Catholic News Service recently reported a story about itself — and the news wasn’t good.
The service will soon shutter its U.S. operation after more than a century of being recognized as a trusted, unbiased news source in the Catholic community and beyond. Come January, when its two U.S. bureaus [Washington and New York] close, 21 staffers will lose their jobs.
According to CNS’s publishers, the United States Conference of Catholic Bishops, the Rome bureau will remain open. That’s a small consolation, however, because there’s no shortage of outlets covering Vatican news. Reporting the story of the Church in the U.S. is what makes CNS relevant, and therefore, valuable.
Today’s “environment” needs more trusted news sources, not fewer, especially because so many Catholic publications rely on CNS to supplement their own coverage. It’s a common practice in the business; the New York Times and The Wall Street Journal subscribe to and publish Associated Press content.
Naturally, more than 150 American Catholic publications that operate with small teams, use the same strategy.
CNS material is used to provide readers with news from the Catholic perspective — for example — the latest on the Supreme Court’s Roe v. Wade ruling leak, the ongoing crisis at the U.S.-Mexico border, and the war in Ukraine.
At this time, we don’t know if the USCCB’s decision to close down the U.S. operation was financial or philosophical. Either way, it may prove to be a costly one, especially when Pope Francis called on clergy to use media to create discipleships among the faithful. Without a trusted source run by objective lay professionals, that message may get muddied or lost.

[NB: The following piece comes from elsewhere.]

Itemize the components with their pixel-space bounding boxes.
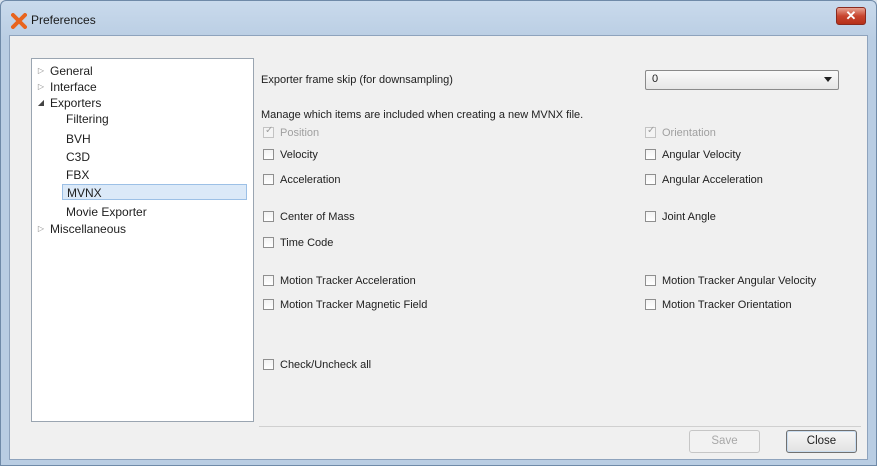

On the other hand, the secular news media may fill some of the void, but Catholic leaders often criticize it for being biased against the Church or for omitting needed context.
Nationally, the absence of CNS will also have consequences. CNS is considered the “gold standard” in Catholic news coverage. So much so, that editors and reporters at secular outlets turn to the service when stories about the Church make headlines. As a result, information and added context included in a CNS article often make it into their own stories.
What about The Tablet? While most of our content originates from our own staff, we use CNS to supplement coverage, both online and in print. On the flip side, CNS often selects original Tablet articles and columns and distributes them nationally. While losing the service will pose challenges, The Tablet will adapt, as it has done throughout its 114-year history.
In a world where we are bombarded with thousands of messages daily, where obscure sources are given the same weight as credible ones, and where agenda-driven journalism aims to shape opinion rather than to inform it, CNS tells the story of the Catholic Church with accuracy and fairness. Its closure will mark the end of an era and will, sadly, place other Catholic publications in danger of suffering a similar fate.
If Catholic news outlets, especially on the diocesan level, exist to record the history of their Church — to show the faith in action — the loss of CNS should serve as a wakeup call and prompt dioceses to renew commitments to their own news operations.